I resigned myself to the task but made a new playlist on iTunes and set the volume pretty high on my computer about ten feet away. With no TV plot and old favorite songs of mine playing, I plucked away, one stinkin' stitch by one stinkin' stitch. The diversion worked. Thankfully I was able to lose track of time instead of losing track of the plot of some show. Here are my houses, stitch-free and steamed as best I could to camouflage the crooked trail of needle holes.

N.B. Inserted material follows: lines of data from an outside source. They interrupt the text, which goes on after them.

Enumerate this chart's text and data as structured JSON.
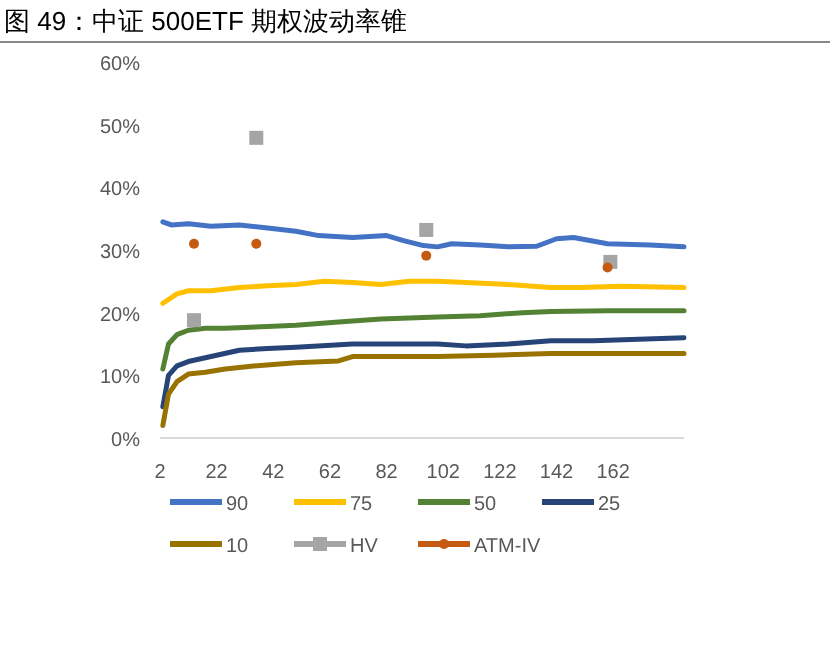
{
  "chart_data": {
    "type": "line",
    "title": "图 49：中证 500ETF 期权波动率锥",
    "xlim": [
      2,
      187
    ],
    "xticks": [
      2,
      22,
      42,
      62,
      82,
      102,
      122,
      142,
      162
    ],
    "ylim": [
      0,
      60
    ],
    "yticks": [
      {
        "value": 0,
        "label": "0%"
      },
      {
        "value": 10,
        "label": "10%"
      },
      {
        "value": 20,
        "label": "20%"
      },
      {
        "value": 30,
        "label": "30%"
      },
      {
        "value": 40,
        "label": "40%"
      },
      {
        "value": 50,
        "label": "50%"
      },
      {
        "value": 60,
        "label": "60%"
      }
    ],
    "grid": false,
    "legend": "bottom",
    "series": [
      {
        "name": "90",
        "color": "#4472c4",
        "x": [
          3,
          6,
          12,
          20,
          30,
          40,
          50,
          58,
          70,
          82,
          88,
          95,
          100,
          105,
          115,
          125,
          135,
          142,
          148,
          160,
          175,
          187
        ],
        "values": [
          34.5,
          34,
          34.2,
          33.8,
          34,
          33.5,
          33,
          32.3,
          32,
          32.3,
          31.5,
          30.7,
          30.5,
          31,
          30.8,
          30.5,
          30.6,
          31.8,
          32,
          31,
          30.8,
          30.5
        ]
      },
      {
        "name": "75",
        "color": "#ffc000",
        "x": [
          3,
          8,
          12,
          20,
          30,
          40,
          50,
          60,
          70,
          80,
          90,
          100,
          110,
          125,
          140,
          150,
          165,
          187
        ],
        "values": [
          21.5,
          23,
          23.5,
          23.5,
          24,
          24.3,
          24.5,
          25,
          24.8,
          24.5,
          25,
          25,
          24.8,
          24.5,
          24,
          24,
          24.2,
          24
        ]
      },
      {
        "name": "50",
        "color": "#548235",
        "x": [
          3,
          5,
          8,
          12,
          18,
          25,
          40,
          50,
          65,
          80,
          100,
          115,
          130,
          140,
          160,
          187
        ],
        "values": [
          11,
          15,
          16.5,
          17.2,
          17.5,
          17.5,
          17.8,
          18,
          18.5,
          19,
          19.3,
          19.5,
          20,
          20.2,
          20.3,
          20.3
        ]
      },
      {
        "name": "25",
        "color": "#264478",
        "x": [
          3,
          5,
          8,
          12,
          20,
          30,
          40,
          50,
          70,
          90,
          100,
          110,
          125,
          140,
          155,
          187
        ],
        "values": [
          5,
          10,
          11.5,
          12.2,
          13,
          14,
          14.3,
          14.5,
          15,
          15,
          15,
          14.7,
          15,
          15.5,
          15.5,
          16
        ]
      },
      {
        "name": "10",
        "color": "#997300",
        "x": [
          3,
          5,
          8,
          12,
          18,
          25,
          35,
          50,
          65,
          70,
          85,
          100,
          120,
          140,
          165,
          187
        ],
        "values": [
          2,
          7,
          9,
          10.2,
          10.5,
          11,
          11.5,
          12,
          12.3,
          13,
          13,
          13,
          13.2,
          13.5,
          13.5,
          13.5
        ]
      },
      {
        "name": "HV",
        "type": "scatter",
        "marker": "square",
        "color": "#a5a5a5",
        "x": [
          14,
          36,
          96,
          161
        ],
        "values": [
          18.8,
          47.9,
          33.2,
          28.1
        ]
      },
      {
        "name": "ATM-IV",
        "type": "scatter",
        "marker": "circle",
        "color": "#c55a11",
        "x": [
          14,
          36,
          96,
          160
        ],
        "values": [
          31,
          31,
          29.1,
          27.2
        ]
      }
    ]
  }
}
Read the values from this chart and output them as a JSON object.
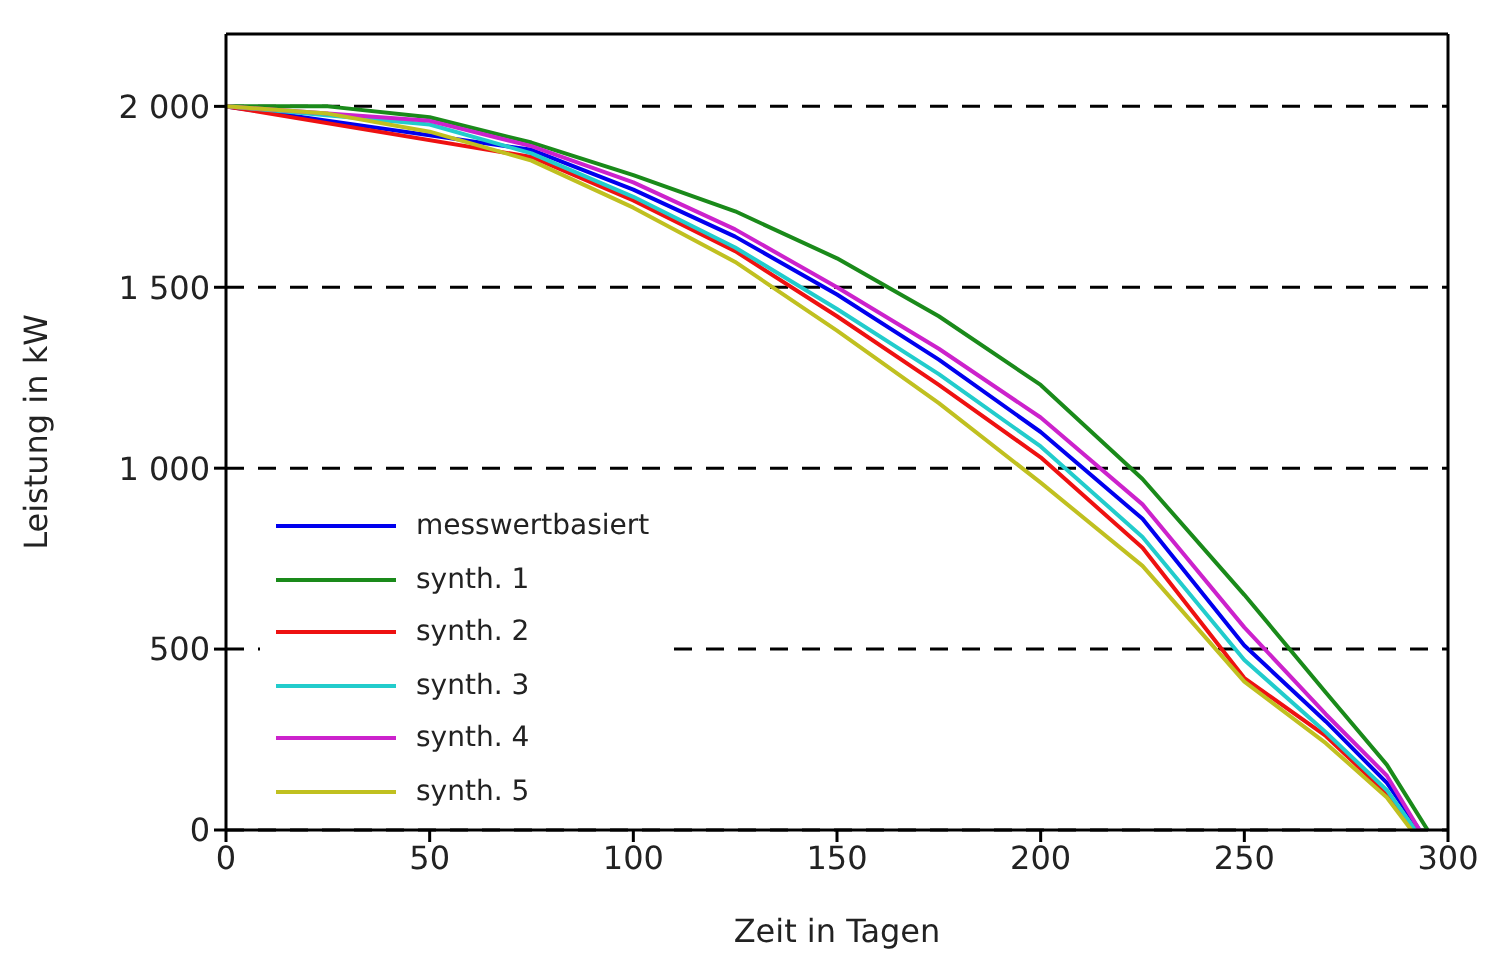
{
  "chart_data": {
    "type": "line",
    "xlabel": "Zeit in Tagen",
    "ylabel": "Leistung in kW",
    "xlim": [
      0,
      300
    ],
    "xticks": [
      0,
      50,
      100,
      150,
      200,
      250,
      300
    ],
    "ylim": [
      0,
      2200
    ],
    "yticks": [
      {
        "value": 0,
        "label": "0"
      },
      {
        "value": 500,
        "label": "500"
      },
      {
        "value": 1000,
        "label": "1 000"
      },
      {
        "value": 1500,
        "label": "1 500"
      },
      {
        "value": 2000,
        "label": "2 000"
      }
    ],
    "grid": "y",
    "legend": "bottom left",
    "marker": "none",
    "line_style": "solid",
    "series": [
      {
        "name": "messwertbasiert",
        "color": "#0000ee",
        "x": [
          0,
          75,
          100,
          125,
          150,
          175,
          200,
          225,
          250,
          270,
          285,
          293
        ],
        "values": [
          2000,
          1880,
          1770,
          1640,
          1480,
          1300,
          1100,
          860,
          510,
          300,
          130,
          0
        ]
      },
      {
        "name": "synth. 1",
        "color": "#1a8a1a",
        "x": [
          0,
          25,
          50,
          75,
          100,
          125,
          150,
          175,
          200,
          225,
          250,
          270,
          285,
          295
        ],
        "values": [
          2000,
          2000,
          1970,
          1900,
          1810,
          1710,
          1580,
          1420,
          1230,
          970,
          650,
          380,
          180,
          0
        ]
      },
      {
        "name": "synth. 2",
        "color": "#ee1111",
        "x": [
          0,
          75,
          100,
          125,
          150,
          175,
          200,
          225,
          250,
          270,
          285,
          292
        ],
        "values": [
          2000,
          1860,
          1740,
          1600,
          1420,
          1230,
          1030,
          780,
          420,
          260,
          100,
          0
        ]
      },
      {
        "name": "synth. 3",
        "color": "#22cccc",
        "x": [
          0,
          50,
          75,
          100,
          125,
          150,
          175,
          200,
          225,
          250,
          270,
          285,
          292
        ],
        "values": [
          2000,
          1950,
          1870,
          1750,
          1610,
          1440,
          1260,
          1060,
          810,
          470,
          270,
          110,
          0
        ]
      },
      {
        "name": "synth. 4",
        "color": "#cc22cc",
        "x": [
          0,
          50,
          75,
          100,
          125,
          150,
          175,
          200,
          225,
          250,
          270,
          285,
          293
        ],
        "values": [
          2000,
          1960,
          1890,
          1790,
          1660,
          1500,
          1330,
          1140,
          900,
          560,
          320,
          150,
          0
        ]
      },
      {
        "name": "synth. 5",
        "color": "#c0c020",
        "x": [
          0,
          25,
          50,
          75,
          100,
          125,
          150,
          175,
          200,
          225,
          250,
          270,
          285,
          291
        ],
        "values": [
          2000,
          1980,
          1930,
          1850,
          1720,
          1570,
          1380,
          1180,
          960,
          730,
          410,
          240,
          90,
          0
        ]
      }
    ]
  }
}
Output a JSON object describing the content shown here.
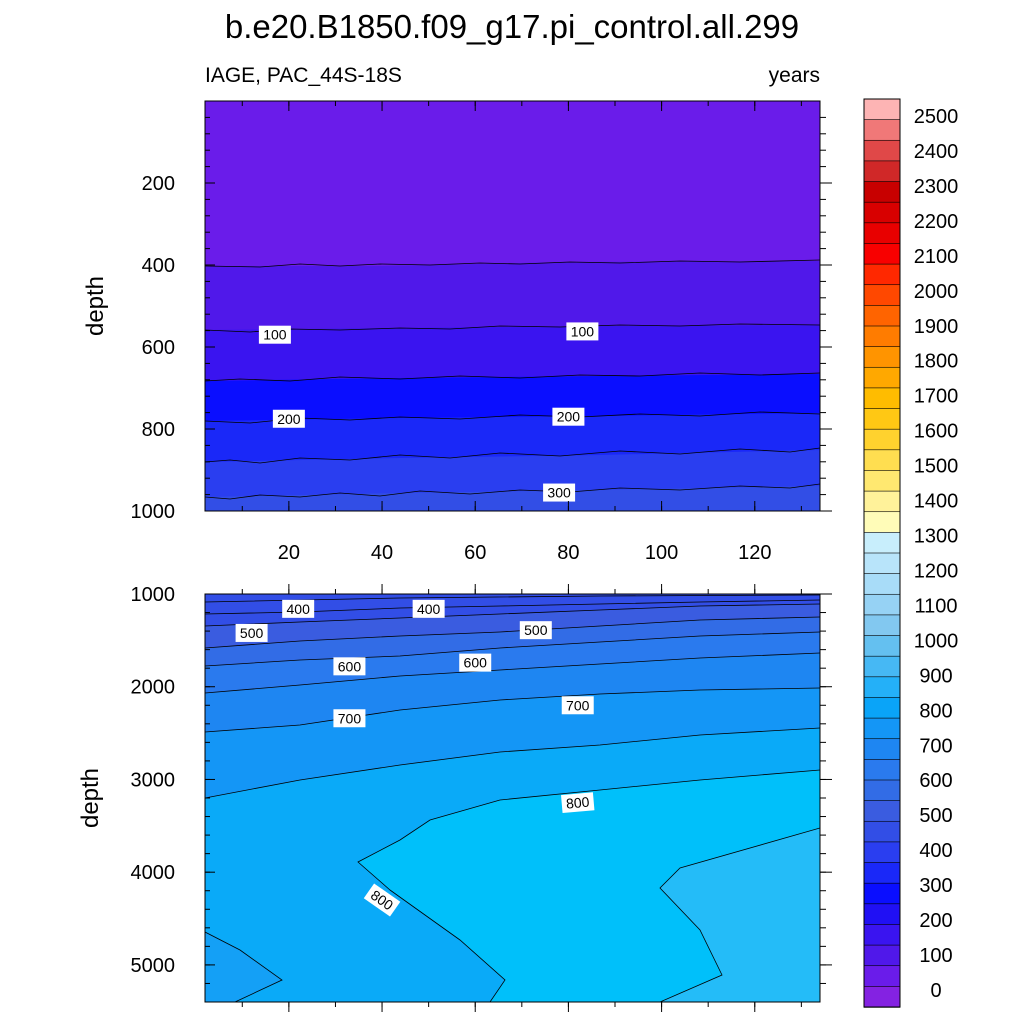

Now, how to FMQ the houses? I considered close together vertical lines in the triangular shaped gables. I considered fish tail scallops on the gold house. I considered a brick pattern on the brick colored house. Then the acronym KISS –
Keep
It
Simple
Stupid – hit me like a lead brick. I'd consider myself an idiot if I put in something so complicated I would be ripping it all out again. I switched to my domestic Pfaff and straight stitched lines both ⅛" inside and ⅛" outside the doors and windows. I also added straight lines outlining the house itself. Yes, I did need to do a fair amount of turning, but that turning took me far less time to put in, than those first crooked lines took me to take out. So that the stitch lines did not look too plain, I kept with my choice of the slate blue thread I had used everywhere else. The seam lines looked a bit like the decorative top stitching on jeans and I was pleased with the effect.
I am much happier with the final wallhanging. Sometimes you just have to bite the bullet and do what makes you happy – advice about "visibility from a galloping horse" be damned.